[PATCH] powerpc/mm: Fix RECLAIM_DISTANCE

Tue Jan 31 15:58:16 AEDT 2017

Hi,

> Anton, I think the behaviour looks good. Actually, it's not very
> relevant to the issue addressed by the patch. I will reply to
> Michael's reply about the reason. There are two nodes in your system
> and the memory is expected to be allocated from node-0. If node-0
> doesn't have enough free memory, the allocater switches to node-1. It
> means we need more stress.

Did you try setting zone_reclaim_mode? Surely we should reclaim local
clean pagecache if enabled?

Anton
--

zone_reclaim_mode:

Zone_reclaim_mode allows someone to set more or less aggressive approaches to
reclaim memory when a zone runs out of memory. If it is set to zero then no
zone reclaim occurs. Allocations will be satisfied from other zones / nodes
in the system.

This is value ORed together of

1       = Zone reclaim on
2       = Zone reclaim writes dirty pages out
4       = Zone reclaim swaps pages

zone_reclaim_mode is disabled by default.  For file servers or workloads
that benefit from having their data cached, zone_reclaim_mode should be
left disabled as the caching effect is likely to be more important than
data locality.

zone_reclaim may be enabled if it's known that the workload is partitioned
such that each partition fits within a NUMA node and that accessing remote
memory would cause a measurable performance reduction.  The page allocator
will then reclaim easily reusable pages (those page cache pages that are
currently not used) before allocating off node pages.

Allowing zone reclaim to write out pages stops processes that are
writing large amounts of data from dirtying pages on other nodes. Zone
reclaim will write out dirty pages if a zone fills up and so effectively
throttle the process. This may decrease the performance of a single process
since it cannot use all of system memory to buffer the outgoing writes
anymore but it preserve the memory on other nodes so that the performance
of other processes running on other nodes will not be affected.

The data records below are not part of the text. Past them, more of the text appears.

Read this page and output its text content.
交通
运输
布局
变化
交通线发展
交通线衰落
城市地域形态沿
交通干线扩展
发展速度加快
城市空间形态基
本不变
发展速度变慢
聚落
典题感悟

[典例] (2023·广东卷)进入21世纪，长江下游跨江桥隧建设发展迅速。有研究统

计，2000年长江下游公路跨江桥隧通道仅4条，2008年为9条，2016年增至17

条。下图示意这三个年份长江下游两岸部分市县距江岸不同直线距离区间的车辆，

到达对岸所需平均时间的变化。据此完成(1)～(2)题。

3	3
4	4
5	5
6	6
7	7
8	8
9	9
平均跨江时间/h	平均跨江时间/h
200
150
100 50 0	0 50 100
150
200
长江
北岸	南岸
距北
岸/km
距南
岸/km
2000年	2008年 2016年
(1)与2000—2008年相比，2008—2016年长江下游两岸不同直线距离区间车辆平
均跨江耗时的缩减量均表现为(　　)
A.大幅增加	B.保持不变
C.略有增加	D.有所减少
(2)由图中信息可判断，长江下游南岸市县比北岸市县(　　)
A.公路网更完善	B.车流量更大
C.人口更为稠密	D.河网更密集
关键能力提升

Allowing regular swap effectively restricts allocations to the local
node unless explicitly overridden by memory policies or cpuset
configurations.

> 
> In the experiment, 38GB is allocated: 16GB for pagecache and 24GB for
> heap. It's not exceeding the memory capacity (64GB). So page reclaim
> in the fast and slow path weren't triggered. It's why the pagecache
> wasn't dropped. I think __GFP_THISNODE isn't specified when
> page-fault handler tries to allocate page to accomodate the VMA for
> the heap.
> 
> *Without* the patch applied, I got something as below in the system
> where two NUMA nodes and each of them has 64GB memory. Also, I don't
> think the patch is going to change the behaviour:
> 
> # cat /proc/sys/vm/zone_reclaim_mode 
> 0
> 
> Drop pagecache
> Read 8GB file, for pagecache to consume 8GB memory.
> Node 0 FilePages:       8496960 kB
> taskset -c 0 ./alloc 137438953472       <- 128GB sized heap
> Node 0 FilePages:        503424 kB
> 
> Eventually, some of swap clusters have been used as well:
> 
> # free -m
>               total        used        free      shared  buff/cache
> available Mem:         130583      129203         861
> 10         518         297 Swap:         10987        3145        7842
> 
> Thanks,
> Gavin
>